Idols Behind Altars: In 1929, Brenner wrote the book Idols Behind Altars, a seminal work on Mexican modern art. In it she combined folklore and history to paint the story of Mexico in broad strokes, recording her firsthand impressions of the artists, their work and their dramas. Brenner commissioned Weston and Modotti to take photographs of Mexican art and cultural sites to serve as illustrations for the book. Its vision of Mexican art and culture inspired Russian filmmaker Sergei Eisenstein to create his famous film project ¡Que Viva Mexico!, an unfinished legend of modernist cinema.

This section of the exhibition includes several of the paintings, drawings and prints that appeared in Idols Behind Altars, as well as pre-Columbian and folk art objects similar to ones that Brenner chose to illustrate the book. It will also feature more than a dozen of the original Weston and Modotti photographs commissioned by Brenner, as well as clips from Eisenstein’s ¡Que Viva Mexico!

Art and Revolution: Brenner and her cohorts established the imagery that would come to define the Mexican Revolution and capture the popular imagination through writing, art and music. In the 1920s, muralism emerged as an art form particularly well-suited to political content. Artists such as Rivera, Orozco, David Alfaro Siqueiros and Charlot painted thousands of square feet in government buildings around Mexico. The popularity of these projects helped these artists land mural commissions in the U.S., which resulted in some of the greatest and most controversial public works of art in the nation.

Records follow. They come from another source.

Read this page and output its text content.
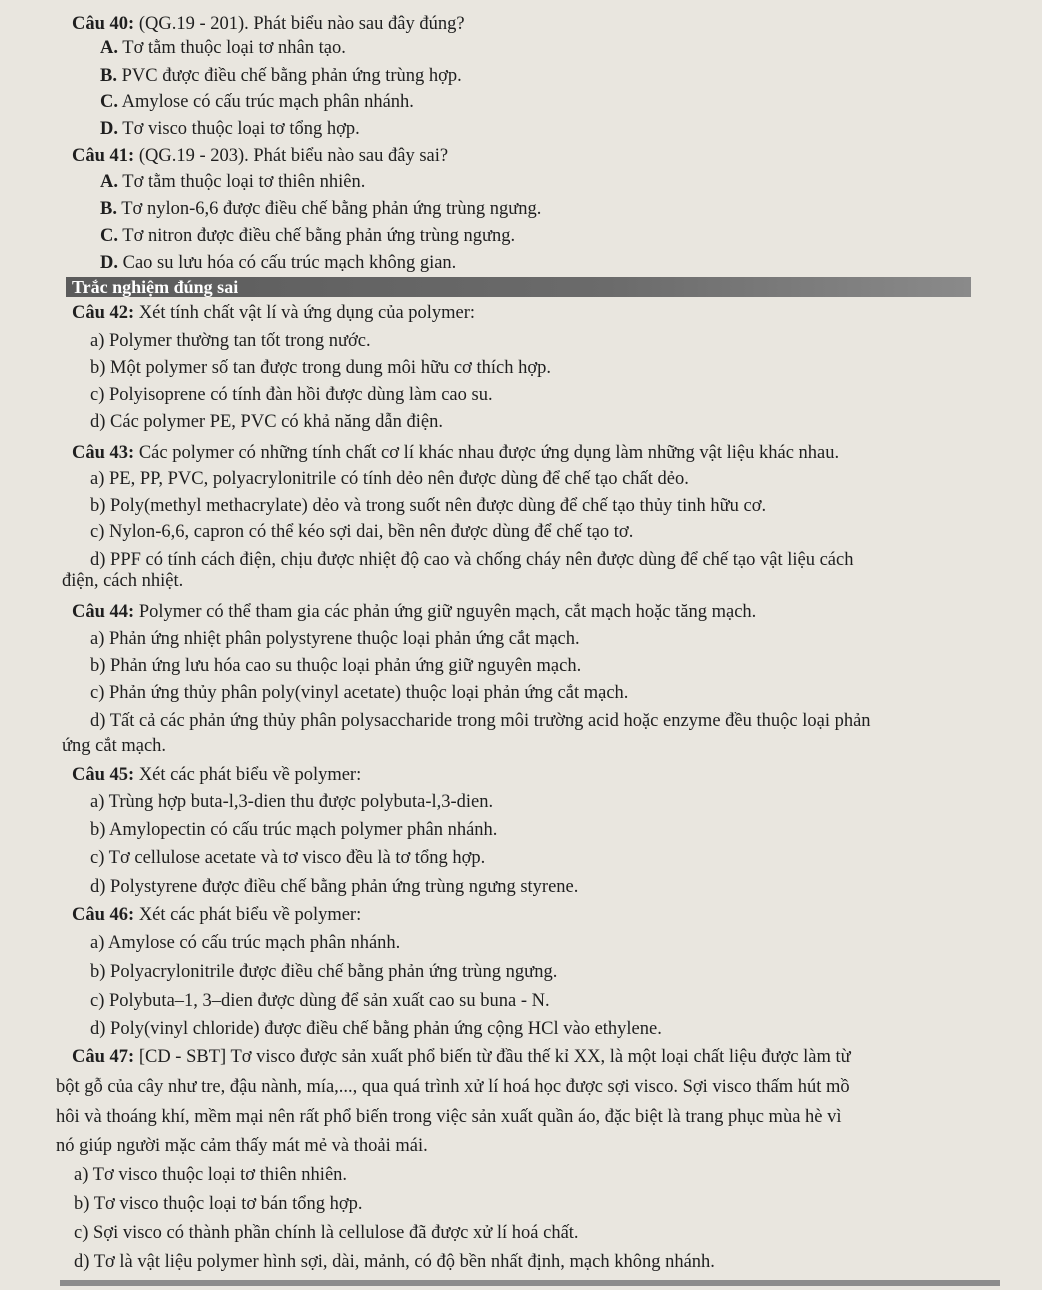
Trắc nghiệm đúng sai
Câu 40: (QG.19 - 201). Phát biểu nào sau đây đúng?
A. Tơ tằm thuộc loại tơ nhân tạo.
B. PVC được điều chế bằng phản ứng trùng hợp.
C. Amylose có cấu trúc mạch phân nhánh.
D. Tơ visco thuộc loại tơ tổng hợp.
Câu 41: (QG.19 - 203). Phát biểu nào sau đây sai?
A. Tơ tằm thuộc loại tơ thiên nhiên.
B. Tơ nylon-6,6 được điều chế bằng phản ứng trùng ngưng.
C. Tơ nitron được điều chế bằng phản ứng trùng ngưng.
D. Cao su lưu hóa có cấu trúc mạch không gian.
Câu 42: Xét tính chất vật lí và ứng dụng của polymer:
a) Polymer thường tan tốt trong nước.
b) Một polymer số tan được trong dung môi hữu cơ thích hợp.
c) Polyisoprene có tính đàn hồi được dùng làm cao su.
d) Các polymer PE, PVC có khả năng dẫn điện.
Câu 43: Các polymer có những tính chất cơ lí khác nhau được ứng dụng làm những vật liệu khác nhau.
a) PE, PP, PVC, polyacrylonitrile có tính dẻo nên được dùng để chế tạo chất dẻo.
b) Poly(methyl methacrylate) dẻo và trong suốt nên được dùng để chế tạo thủy tinh hữu cơ.
c) Nylon-6,6, capron có thể kéo sợi dai, bền nên được dùng để chế tạo tơ.
d) PPF có tính cách điện, chịu được nhiệt độ cao và chống cháy nên được dùng để chế tạo vật liệu cách
điện, cách nhiệt.
Câu 44: Polymer có thể tham gia các phản ứng giữ nguyên mạch, cắt mạch hoặc tăng mạch.
a) Phản ứng nhiệt phân polystyrene thuộc loại phản ứng cắt mạch.
b) Phản ứng lưu hóa cao su thuộc loại phản ứng giữ nguyên mạch.
c) Phản ứng thủy phân poly(vinyl acetate) thuộc loại phản ứng cắt mạch.
d) Tất cả các phản ứng thủy phân polysaccharide trong môi trường acid hoặc enzyme đều thuộc loại phản
ứng cắt mạch.
Câu 45: Xét các phát biểu về polymer:
a) Trùng hợp buta-l,3-dien thu được polybuta-l,3-dien.
b) Amylopectin có cấu trúc mạch polymer phân nhánh.
c) Tơ cellulose acetate và tơ visco đều là tơ tổng hợp.
d) Polystyrene được điều chế bằng phản ứng trùng ngưng styrene.
Câu 46: Xét các phát biểu về polymer:
a) Amylose có cấu trúc mạch phân nhánh.
b) Polyacrylonitrile được điều chế bằng phản ứng trùng ngưng.
c) Polybuta–1, 3–dien được dùng để sản xuất cao su buna - N.
d) Poly(vinyl chloride) được điều chế bằng phản ứng cộng HCl vào ethylene.
Câu 47: [CD - SBT] Tơ visco được sản xuất phổ biến từ đầu thế kỉ XX, là một loại chất liệu được làm từ
bột gỗ của cây như tre, đậu nành, mía,..., qua quá trình xử lí hoá học được sợi visco. Sợi visco thấm hút mồ
hôi và thoáng khí, mềm mại nên rất phổ biến trong việc sản xuất quần áo, đặc biệt là trang phục mùa hè vì
nó giúp người mặc cảm thấy mát mẻ và thoải mái.
a) Tơ visco thuộc loại tơ thiên nhiên.
b) Tơ visco thuộc loại tơ bán tổng hợp.
c) Sợi visco có thành phần chính là cellulose đã được xử lí hoá chất.
d) Tơ là vật liệu polymer hình sợi, dài, mảnh, có độ bền nhất định, mạch không nhánh.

This section of the exhibition looks at the development of the mural movement in the 1920s through preparatory materials and photographs. It takes a close look at Rivera’s Rockefeller Center controversy—the mural he created that was chiseled off two years after he painted it—which Brenner reported on in depth for the New York Times. Also included are visual records of and reactions to the Mexican Revolution, including prints by Leopoldo Méndez, Orozco and Rivera, and materials from The Wind That Swept Mexico, Brenner’s 1943 book on the Mexican Revolution. Finally, this section considers Brenner’s engagement with left-wing activism in the 1930s, concentrating on her journalistic coverage of the Spanish Civil War and her role in securing Leon Trotsky’s asylum in Mexico.

Projections of a Changing Mexico: Starting in the 1930s, Brenner worked to promote tourism in Mexico using the country’s cultural heritage as a point of attraction. Her popular guidebook Your Mexican Holiday(1932) and tourist magazine Mexico / this month (1955–1971) encouraged Americans to travel south of the border to experience Mexico and its people firsthand. Her children’s books set in Mexico used sources from folktales to tell stories of courage, virtue and magic for English-speaking audiences.

This section traces how imagery and texts circulated by Brenner and her circle, from the 1920s through the 1970s, shaped foreigners’ understanding of Mexican culture. On view are works by Rivera, Weston, Lola Cueto and Miguel Covarrubias that reveal the influence of indigenismo on their art; Brenner’s books for children and her magazine Mexico / this month; and a selection of works by well-known Mexican photographers such as Héctor García, Nacho López and Manuel Álvarez Bravo, which appeared in Mexico / this month. The last subsection features art from the 1950s though 1970s by several of Brenner’s friends, including Mathias Goeritz, Leonora Carrington, Pedro Coronel and Myra Landau. These works, which reflect Mexican artists’ involvement in international movements like geometric abstraction and surrealism as well as the substantial emigration of Europeans to Mexico, provide a counterpoint to the indigenista aesthetics and subject matter of work more commonly associated with Mexican art of the early 20th century.

Roots in the Land: The closing section of the exhibition looks at Brenner’s final years, when she returned to her family’s ranch in Aguascalientes, Mexico. It chronicles her efforts to revitalize the ranch as a commercial agricultural operation with elements adapted from the Israeli kibbutz model, and considers the way that Brenner dealt with the legacy of the Mexican Revolution, particularly its call for land justice.